Confronté·e à une maladie grave, diverses perspectives nous bousculent. Lutter envers et contre tout en est une. Une autre peut être de désirer une mort anticipée tellement l’atteinte à la dignité est insupportable, l’acceptation d’être aidé·e impossible ou les peurs insurmontables. Permettez-moi un exercice de simple provocation en citant Pierre Desproges, humoriste: «S’il n’y avait pas la Science, malheureux cloportes suintants d’ingratitude aveugle et d’ignorance crasse, s’il n’y avait pas la Science, combien d’entre vous pourraient profiter de leur cancer pendant plus de cinq ans?».
Les progrès thérapeutiques semblent rendre cette citation obsolète. Or, l’ironie de ton reste actuelle: le fardeau s’est déplacé vers la qualité de vie, les charges émotionnelles, organisationnelles, financières.
Elle tire son origine du contexte de la Stratégie nationale en matière de soins palliatifs qui affirme que «Le but est de permettre aux personnes se trouvant dans la dernière phase de leur vie de mieux vivre, de moins souffrir et de rester à l’endroit de leur choix.»
Fruit d’un partenariat entre la Ligue fribourgeoise contre le cancer et l’Hôpital fribourgeois, avec le soutien de la Ligue suisse contre le cancer et de la Direction de la santé et des affaires sociales, elle poursuit depuis 2003 son développement comme secteur de la Ligue au bénéfice d’un mandat de prestations du canton.
Depuis dix ans et plus de 6000 situations suivies, l’EMSP Voltigo est témoin des modifications du système de financement de la santé. Celles-ci transforment l’orientation et le parcours des personnes gravement malades, impactant leurs perspectives de fin de vie et le vécu des proches qui vont leur survivre.
Sur la base de l’expérience des 400 personnes accompagnées qui décèdent chaque année, dont plus de 38% à domicile, elle est convaincue de l’absolue nécessité
– de soutenir les proches en regard des sentiments qu’elles et ils peuvent ressentir tout au long du processus
– être abandonné·e·s, tristes, impuissant·e·s, surchargé·e·s ou déterminé·e·s par autrui;es
– d’assurer une gestion des symptômes performante
– de renforcer le sentiment de sécurité pour les personnes malades et leurs proches, de sécurité d’accès à des professionnel·le·s formé·e·s, qui les connaissent et contribuent à leur projet.
«Je n’aurais jamais pensé que j’y arriverais. Il y a eu des moments vraiment pénibles.
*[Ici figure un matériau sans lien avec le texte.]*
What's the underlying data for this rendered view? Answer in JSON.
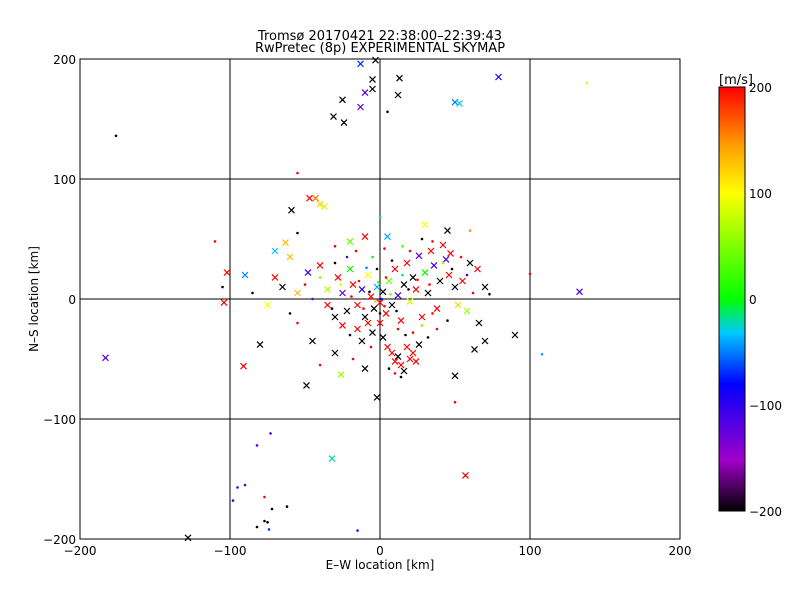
{
  "chart_data": {
    "type": "scatter",
    "title": "Tromsø 20170421 22:38:00–22:39:43",
    "subtitle": "RwPretec (8p) EXPERIMENTAL SKYMAP",
    "xlabel": "E–W location [km]",
    "ylabel": "N–S location [km]",
    "xlim": [
      -200,
      200
    ],
    "ylim": [
      -200,
      200
    ],
    "xticks": [
      -200,
      -100,
      0,
      100,
      200
    ],
    "yticks": [
      -200,
      -100,
      0,
      100,
      200
    ],
    "grid": true,
    "colorbar": {
      "label": "[m/s]",
      "min": -200,
      "max": 200,
      "ticks": [
        200,
        100,
        0,
        -100,
        -200
      ],
      "colormap": [
        "#000000",
        "#a000c8",
        "#0000ff",
        "#00c8ff",
        "#00ff00",
        "#ffff00",
        "#ffa000",
        "#ff0000"
      ]
    },
    "points": [
      {
        "x": 13,
        "y": 184,
        "v": -200,
        "m": "x"
      },
      {
        "x": -3,
        "y": 199,
        "v": -200,
        "m": "x"
      },
      {
        "x": -5,
        "y": 183,
        "v": -200,
        "m": "x"
      },
      {
        "x": -10,
        "y": 172,
        "v": -120,
        "m": "x"
      },
      {
        "x": -5,
        "y": 175,
        "v": -200,
        "m": "x"
      },
      {
        "x": 12,
        "y": 170,
        "v": -200,
        "m": "x"
      },
      {
        "x": -25,
        "y": 166,
        "v": -200,
        "m": "x"
      },
      {
        "x": -13,
        "y": 160,
        "v": -120,
        "m": "x"
      },
      {
        "x": -31,
        "y": 152,
        "v": -200,
        "m": "x"
      },
      {
        "x": -24,
        "y": 147,
        "v": -200,
        "m": "x"
      },
      {
        "x": 5,
        "y": 156,
        "v": -200,
        "m": "d"
      },
      {
        "x": -13,
        "y": 196,
        "v": -70,
        "m": "x"
      },
      {
        "x": 79,
        "y": 185,
        "v": -90,
        "m": "x"
      },
      {
        "x": 50,
        "y": 164,
        "v": -50,
        "m": "x"
      },
      {
        "x": 53,
        "y": 163,
        "v": -30,
        "m": "x"
      },
      {
        "x": 138,
        "y": 180,
        "v": 110,
        "m": "d"
      },
      {
        "x": -176,
        "y": 136,
        "v": -200,
        "m": "d"
      },
      {
        "x": -55,
        "y": 105,
        "v": 200,
        "m": "d"
      },
      {
        "x": -47,
        "y": 84,
        "v": 200,
        "m": "x"
      },
      {
        "x": -43,
        "y": 84,
        "v": 160,
        "m": "x"
      },
      {
        "x": -40,
        "y": 79,
        "v": 120,
        "m": "x"
      },
      {
        "x": -37,
        "y": 77,
        "v": 80,
        "m": "x"
      },
      {
        "x": -59,
        "y": 74,
        "v": -200,
        "m": "x"
      },
      {
        "x": -110,
        "y": 48,
        "v": 200,
        "m": "d"
      },
      {
        "x": -102,
        "y": 22,
        "v": 200,
        "m": "x"
      },
      {
        "x": -104,
        "y": -3,
        "v": 200,
        "m": "x"
      },
      {
        "x": 100,
        "y": 21,
        "v": 200,
        "m": "d"
      },
      {
        "x": 133,
        "y": 6,
        "v": -110,
        "m": "x"
      },
      {
        "x": 90,
        "y": -30,
        "v": -200,
        "m": "x"
      },
      {
        "x": 108,
        "y": -46,
        "v": -40,
        "m": "d"
      },
      {
        "x": -183,
        "y": -49,
        "v": -120,
        "m": "x"
      },
      {
        "x": -91,
        "y": -56,
        "v": 200,
        "m": "x"
      },
      {
        "x": -49,
        "y": -72,
        "v": -200,
        "m": "x"
      },
      {
        "x": -26,
        "y": -63,
        "v": 60,
        "m": "x"
      },
      {
        "x": 50,
        "y": -64,
        "v": -200,
        "m": "x"
      },
      {
        "x": 50,
        "y": -86,
        "v": 200,
        "m": "d"
      },
      {
        "x": -2,
        "y": -82,
        "v": -200,
        "m": "x"
      },
      {
        "x": -32,
        "y": -133,
        "v": -20,
        "m": "x"
      },
      {
        "x": 57,
        "y": -147,
        "v": 200,
        "m": "x"
      },
      {
        "x": -73,
        "y": -112,
        "v": -110,
        "m": "d"
      },
      {
        "x": -82,
        "y": -122,
        "v": -110,
        "m": "d"
      },
      {
        "x": -95,
        "y": -157,
        "v": -110,
        "m": "d"
      },
      {
        "x": -90,
        "y": -155,
        "v": -110,
        "m": "d"
      },
      {
        "x": -98,
        "y": -168,
        "v": -110,
        "m": "d"
      },
      {
        "x": -77,
        "y": -165,
        "v": 200,
        "m": "d"
      },
      {
        "x": -72,
        "y": -175,
        "v": -200,
        "m": "d"
      },
      {
        "x": -62,
        "y": -173,
        "v": -200,
        "m": "d"
      },
      {
        "x": -77,
        "y": -185,
        "v": -200,
        "m": "d"
      },
      {
        "x": -82,
        "y": -190,
        "v": -200,
        "m": "d"
      },
      {
        "x": -74,
        "y": -192,
        "v": -70,
        "m": "d"
      },
      {
        "x": -75,
        "y": -186,
        "v": -200,
        "m": "d"
      },
      {
        "x": -15,
        "y": -193,
        "v": -120,
        "m": "d"
      },
      {
        "x": -128,
        "y": -199,
        "v": -200,
        "m": "x"
      },
      {
        "x": -60,
        "y": 35,
        "v": 130,
        "m": "x"
      },
      {
        "x": -63,
        "y": 47,
        "v": 130,
        "m": "x"
      },
      {
        "x": -70,
        "y": 40,
        "v": -30,
        "m": "x"
      },
      {
        "x": -55,
        "y": 55,
        "v": -200,
        "m": "d"
      },
      {
        "x": -30,
        "y": 44,
        "v": 200,
        "m": "d"
      },
      {
        "x": -20,
        "y": 48,
        "v": 40,
        "m": "x"
      },
      {
        "x": -10,
        "y": 52,
        "v": 200,
        "m": "x"
      },
      {
        "x": 5,
        "y": 52,
        "v": -40,
        "m": "x"
      },
      {
        "x": 30,
        "y": 62,
        "v": 100,
        "m": "x"
      },
      {
        "x": 45,
        "y": 57,
        "v": -200,
        "m": "x"
      },
      {
        "x": 60,
        "y": 57,
        "v": 150,
        "m": "d"
      },
      {
        "x": 47,
        "y": 38,
        "v": 200,
        "m": "x"
      },
      {
        "x": 60,
        "y": 30,
        "v": -200,
        "m": "x"
      },
      {
        "x": 70,
        "y": 10,
        "v": -200,
        "m": "x"
      },
      {
        "x": 65,
        "y": 25,
        "v": 200,
        "m": "x"
      },
      {
        "x": 73,
        "y": 4,
        "v": -200,
        "m": "d"
      },
      {
        "x": 66,
        "y": -20,
        "v": -200,
        "m": "x"
      },
      {
        "x": 58,
        "y": -10,
        "v": 60,
        "m": "x"
      },
      {
        "x": 70,
        "y": -35,
        "v": -200,
        "m": "x"
      },
      {
        "x": 63,
        "y": -42,
        "v": -200,
        "m": "x"
      },
      {
        "x": -105,
        "y": 10,
        "v": -200,
        "m": "d"
      },
      {
        "x": -90,
        "y": 20,
        "v": -50,
        "m": "x"
      },
      {
        "x": -85,
        "y": 5,
        "v": -200,
        "m": "d"
      },
      {
        "x": -75,
        "y": -5,
        "v": 100,
        "m": "x"
      },
      {
        "x": -80,
        "y": -38,
        "v": -200,
        "m": "x"
      },
      {
        "x": -65,
        "y": 10,
        "v": -200,
        "m": "x"
      },
      {
        "x": -70,
        "y": 18,
        "v": 200,
        "m": "x"
      },
      {
        "x": -55,
        "y": -20,
        "v": 200,
        "m": "d"
      },
      {
        "x": -45,
        "y": -35,
        "v": -200,
        "m": "x"
      },
      {
        "x": -48,
        "y": 22,
        "v": -100,
        "m": "x"
      },
      {
        "x": -55,
        "y": 5,
        "v": 130,
        "m": "x"
      },
      {
        "x": -40,
        "y": 28,
        "v": 200,
        "m": "x"
      },
      {
        "x": -35,
        "y": 8,
        "v": 70,
        "m": "x"
      },
      {
        "x": -30,
        "y": 30,
        "v": -200,
        "m": "d"
      },
      {
        "x": -28,
        "y": 18,
        "v": 200,
        "m": "x"
      },
      {
        "x": -25,
        "y": 5,
        "v": -120,
        "m": "x"
      },
      {
        "x": -22,
        "y": -10,
        "v": -200,
        "m": "x"
      },
      {
        "x": -20,
        "y": 25,
        "v": 0,
        "m": "x"
      },
      {
        "x": -18,
        "y": 12,
        "v": 200,
        "m": "x"
      },
      {
        "x": -15,
        "y": -5,
        "v": 200,
        "m": "x"
      },
      {
        "x": -12,
        "y": 8,
        "v": -100,
        "m": "x"
      },
      {
        "x": -10,
        "y": -15,
        "v": -200,
        "m": "x"
      },
      {
        "x": -8,
        "y": 20,
        "v": 100,
        "m": "x"
      },
      {
        "x": -6,
        "y": 2,
        "v": 200,
        "m": "x"
      },
      {
        "x": -4,
        "y": -8,
        "v": -200,
        "m": "x"
      },
      {
        "x": -2,
        "y": 10,
        "v": -40,
        "m": "x"
      },
      {
        "x": 0,
        "y": -3,
        "v": 200,
        "m": "x"
      },
      {
        "x": 2,
        "y": 6,
        "v": -200,
        "m": "x"
      },
      {
        "x": 4,
        "y": -12,
        "v": 200,
        "m": "x"
      },
      {
        "x": 6,
        "y": 15,
        "v": 40,
        "m": "x"
      },
      {
        "x": 8,
        "y": -5,
        "v": -200,
        "m": "x"
      },
      {
        "x": 10,
        "y": 25,
        "v": 200,
        "m": "x"
      },
      {
        "x": 12,
        "y": 3,
        "v": -110,
        "m": "x"
      },
      {
        "x": 14,
        "y": -18,
        "v": 200,
        "m": "x"
      },
      {
        "x": 16,
        "y": 12,
        "v": -200,
        "m": "x"
      },
      {
        "x": 18,
        "y": 30,
        "v": 200,
        "m": "x"
      },
      {
        "x": 20,
        "y": -2,
        "v": 80,
        "m": "x"
      },
      {
        "x": 22,
        "y": 18,
        "v": -200,
        "m": "x"
      },
      {
        "x": 24,
        "y": 8,
        "v": 200,
        "m": "x"
      },
      {
        "x": 26,
        "y": 36,
        "v": -120,
        "m": "x"
      },
      {
        "x": 28,
        "y": -15,
        "v": 200,
        "m": "x"
      },
      {
        "x": 30,
        "y": 22,
        "v": 0,
        "m": "x"
      },
      {
        "x": 32,
        "y": 5,
        "v": -200,
        "m": "x"
      },
      {
        "x": 34,
        "y": 40,
        "v": 200,
        "m": "x"
      },
      {
        "x": 36,
        "y": 28,
        "v": -110,
        "m": "x"
      },
      {
        "x": 38,
        "y": -8,
        "v": 200,
        "m": "x"
      },
      {
        "x": 40,
        "y": 15,
        "v": -200,
        "m": "x"
      },
      {
        "x": 42,
        "y": 45,
        "v": 200,
        "m": "x"
      },
      {
        "x": 44,
        "y": 33,
        "v": -120,
        "m": "x"
      },
      {
        "x": 46,
        "y": 20,
        "v": 200,
        "m": "x"
      },
      {
        "x": 50,
        "y": 10,
        "v": -200,
        "m": "x"
      },
      {
        "x": 52,
        "y": -5,
        "v": 120,
        "m": "x"
      },
      {
        "x": 55,
        "y": 15,
        "v": 200,
        "m": "x"
      },
      {
        "x": -35,
        "y": -5,
        "v": 200,
        "m": "x"
      },
      {
        "x": -30,
        "y": -15,
        "v": -200,
        "m": "x"
      },
      {
        "x": -25,
        "y": -22,
        "v": 200,
        "m": "x"
      },
      {
        "x": -20,
        "y": -30,
        "v": -200,
        "m": "d"
      },
      {
        "x": -15,
        "y": -25,
        "v": 200,
        "m": "x"
      },
      {
        "x": -12,
        "y": -35,
        "v": -200,
        "m": "x"
      },
      {
        "x": -8,
        "y": -20,
        "v": 200,
        "m": "x"
      },
      {
        "x": -5,
        "y": -28,
        "v": -200,
        "m": "x"
      },
      {
        "x": 0,
        "y": -20,
        "v": 200,
        "m": "x"
      },
      {
        "x": 2,
        "y": -32,
        "v": -200,
        "m": "x"
      },
      {
        "x": 5,
        "y": -40,
        "v": 200,
        "m": "x"
      },
      {
        "x": 8,
        "y": -45,
        "v": 200,
        "m": "x"
      },
      {
        "x": 10,
        "y": -52,
        "v": 200,
        "m": "x"
      },
      {
        "x": 12,
        "y": -48,
        "v": -200,
        "m": "x"
      },
      {
        "x": 14,
        "y": -55,
        "v": 200,
        "m": "x"
      },
      {
        "x": 16,
        "y": -60,
        "v": -200,
        "m": "x"
      },
      {
        "x": 18,
        "y": -40,
        "v": 200,
        "m": "x"
      },
      {
        "x": 20,
        "y": -50,
        "v": 200,
        "m": "x"
      },
      {
        "x": 22,
        "y": -45,
        "v": 200,
        "m": "x"
      },
      {
        "x": 24,
        "y": -52,
        "v": 200,
        "m": "x"
      },
      {
        "x": 26,
        "y": -38,
        "v": -200,
        "m": "x"
      },
      {
        "x": 6,
        "y": -58,
        "v": -200,
        "m": "d"
      },
      {
        "x": 10,
        "y": -62,
        "v": 200,
        "m": "d"
      },
      {
        "x": 14,
        "y": -65,
        "v": -200,
        "m": "d"
      },
      {
        "x": -10,
        "y": -58,
        "v": -200,
        "m": "x"
      },
      {
        "x": -18,
        "y": -50,
        "v": 200,
        "m": "d"
      },
      {
        "x": -30,
        "y": -45,
        "v": -200,
        "m": "x"
      },
      {
        "x": -40,
        "y": -55,
        "v": 200,
        "m": "d"
      },
      {
        "x": -45,
        "y": 0,
        "v": -70,
        "m": "d"
      },
      {
        "x": -50,
        "y": 12,
        "v": 200,
        "m": "d"
      },
      {
        "x": -60,
        "y": -12,
        "v": -200,
        "m": "d"
      },
      {
        "x": -40,
        "y": 18,
        "v": 50,
        "m": "d"
      },
      {
        "x": -22,
        "y": 35,
        "v": -110,
        "m": "d"
      },
      {
        "x": -16,
        "y": 40,
        "v": 200,
        "m": "d"
      },
      {
        "x": -5,
        "y": 35,
        "v": 0,
        "m": "d"
      },
      {
        "x": 3,
        "y": 42,
        "v": 200,
        "m": "d"
      },
      {
        "x": 8,
        "y": 32,
        "v": -200,
        "m": "d"
      },
      {
        "x": 15,
        "y": 44,
        "v": 30,
        "m": "d"
      },
      {
        "x": 20,
        "y": 40,
        "v": 200,
        "m": "d"
      },
      {
        "x": 28,
        "y": 50,
        "v": -200,
        "m": "d"
      },
      {
        "x": 35,
        "y": 48,
        "v": 200,
        "m": "d"
      },
      {
        "x": 42,
        "y": 30,
        "v": 60,
        "m": "d"
      },
      {
        "x": 48,
        "y": 25,
        "v": -200,
        "m": "d"
      },
      {
        "x": 54,
        "y": 35,
        "v": 200,
        "m": "d"
      },
      {
        "x": 58,
        "y": 20,
        "v": -110,
        "m": "d"
      },
      {
        "x": 62,
        "y": 5,
        "v": 200,
        "m": "d"
      },
      {
        "x": 45,
        "y": -18,
        "v": -200,
        "m": "d"
      },
      {
        "x": 38,
        "y": -25,
        "v": 200,
        "m": "d"
      },
      {
        "x": 32,
        "y": -32,
        "v": -200,
        "m": "d"
      },
      {
        "x": 28,
        "y": -22,
        "v": 40,
        "m": "d"
      },
      {
        "x": 35,
        "y": -12,
        "v": 200,
        "m": "d"
      },
      {
        "x": -2,
        "y": 25,
        "v": -200,
        "m": "d"
      },
      {
        "x": -1,
        "y": 14,
        "v": 20,
        "m": "d"
      },
      {
        "x": 1,
        "y": 0,
        "v": -80,
        "m": "d"
      },
      {
        "x": -3,
        "y": -2,
        "v": 130,
        "m": "d"
      },
      {
        "x": 3,
        "y": -6,
        "v": 200,
        "m": "d"
      },
      {
        "x": -7,
        "y": 6,
        "v": -200,
        "m": "d"
      },
      {
        "x": 7,
        "y": 4,
        "v": 50,
        "m": "d"
      },
      {
        "x": -11,
        "y": -8,
        "v": 200,
        "m": "d"
      },
      {
        "x": 11,
        "y": -10,
        "v": -200,
        "m": "d"
      },
      {
        "x": -14,
        "y": 15,
        "v": 200,
        "m": "d"
      },
      {
        "x": 15,
        "y": 20,
        "v": -20,
        "m": "d"
      },
      {
        "x": -19,
        "y": 2,
        "v": 200,
        "m": "d"
      },
      {
        "x": 19,
        "y": 8,
        "v": -200,
        "m": "d"
      },
      {
        "x": -26,
        "y": 12,
        "v": 90,
        "m": "d"
      },
      {
        "x": 25,
        "y": 16,
        "v": 200,
        "m": "d"
      },
      {
        "x": -32,
        "y": -8,
        "v": -200,
        "m": "d"
      },
      {
        "x": 33,
        "y": 12,
        "v": 200,
        "m": "d"
      },
      {
        "x": 0,
        "y": -12,
        "v": -200,
        "m": "d"
      },
      {
        "x": 4,
        "y": 18,
        "v": 200,
        "m": "d"
      },
      {
        "x": -9,
        "y": 26,
        "v": -50,
        "m": "d"
      },
      {
        "x": 12,
        "y": -25,
        "v": 200,
        "m": "d"
      },
      {
        "x": 17,
        "y": -30,
        "v": -200,
        "m": "d"
      },
      {
        "x": 22,
        "y": -28,
        "v": 200,
        "m": "d"
      },
      {
        "x": -6,
        "y": -40,
        "v": 200,
        "m": "d"
      },
      {
        "x": 0,
        "y": 68,
        "v": -20,
        "m": "d"
      }
    ]
  }
}
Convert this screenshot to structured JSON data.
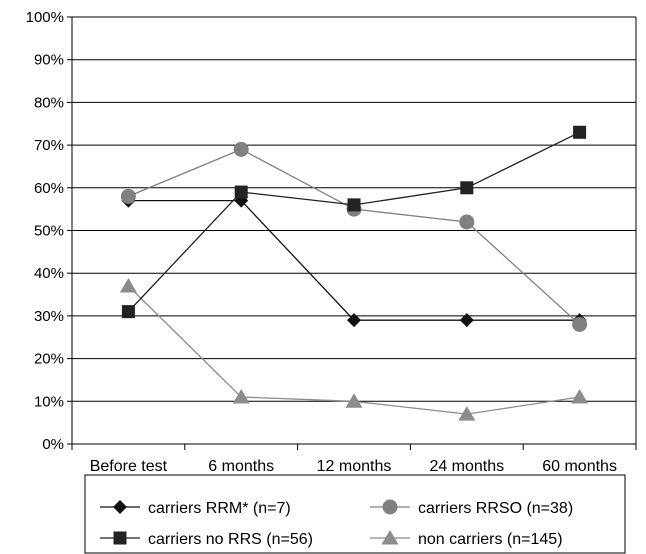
{
  "chart_data": {
    "type": "line",
    "title": "",
    "xlabel": "",
    "ylabel": "",
    "categories": [
      "Before test",
      "6 months",
      "12 months",
      "24 months",
      "60 months"
    ],
    "y_ticks": [
      "0%",
      "10%",
      "20%",
      "30%",
      "40%",
      "50%",
      "60%",
      "70%",
      "80%",
      "90%",
      "100%"
    ],
    "ylim": [
      0,
      100
    ],
    "y_unit": "%",
    "grid": "horizontal",
    "legend_position": "bottom",
    "series": [
      {
        "name": "carriers RRM* (n=7)",
        "marker": "diamond",
        "color": "#111111",
        "values": [
          57,
          57,
          29,
          29,
          29
        ]
      },
      {
        "name": "carriers RRSO (n=38)",
        "marker": "circle",
        "color": "#808080",
        "values": [
          58,
          69,
          55,
          52,
          28
        ]
      },
      {
        "name": "carriers no RRS (n=56)",
        "marker": "square",
        "color": "#222222",
        "values": [
          31,
          59,
          56,
          60,
          73
        ]
      },
      {
        "name": "non carriers (n=145)",
        "marker": "triangle",
        "color": "#8c8c8c",
        "values": [
          37,
          11,
          10,
          7,
          11
        ]
      }
    ]
  }
}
J’étais KO. Mais c’est le plus beau cadeau que j’ai pu lui faire et je suis fière de l’avoir honorée jusqu’à son dernier souffle.» Ce témoignage d’une proche illustre les hauts et bas traversés, et relève toute l’importance de la manière dont est vécu ce drame pour le processus de deuil et la suite de l’existence.
Tout en intervenant en subsidiarité, elle vise à rendre un service directement accessible à la population fribourgeoise, et à cocréer des perspectives communes respectueuses des intentions et priorités de chacun·e. Soutenue par un ancrage disciplinaire, dix ans d’expérience et une soif d’apprendre ensemble, elle s’engage au quotidien pour une intégration plus précoce des perspectives de fin de vie. Elle saisit chaque occasion pour explorer ce qui est important pour la personne et ses proches. Auprès des professionnel·le·s, elle renforce une vision des soins palliatifs comme processus, avec un ajustement quant à l’espérance de vie raisonnable envisagée, dans une perspective toujours changeante. Elle participe en cela à l’innovation et à la transformation des manières de faire.
Élargir les perspectives permet de terminer sa vie en souffrant le moins possible, à l’endroit souhaité, entouré·e des personnes qui sont chères. Comme chacun de nous ne le vit qu’une fois, qu’il n’y a pas la possibilité de le revivre différemment, cela en vaut vraiment la peine.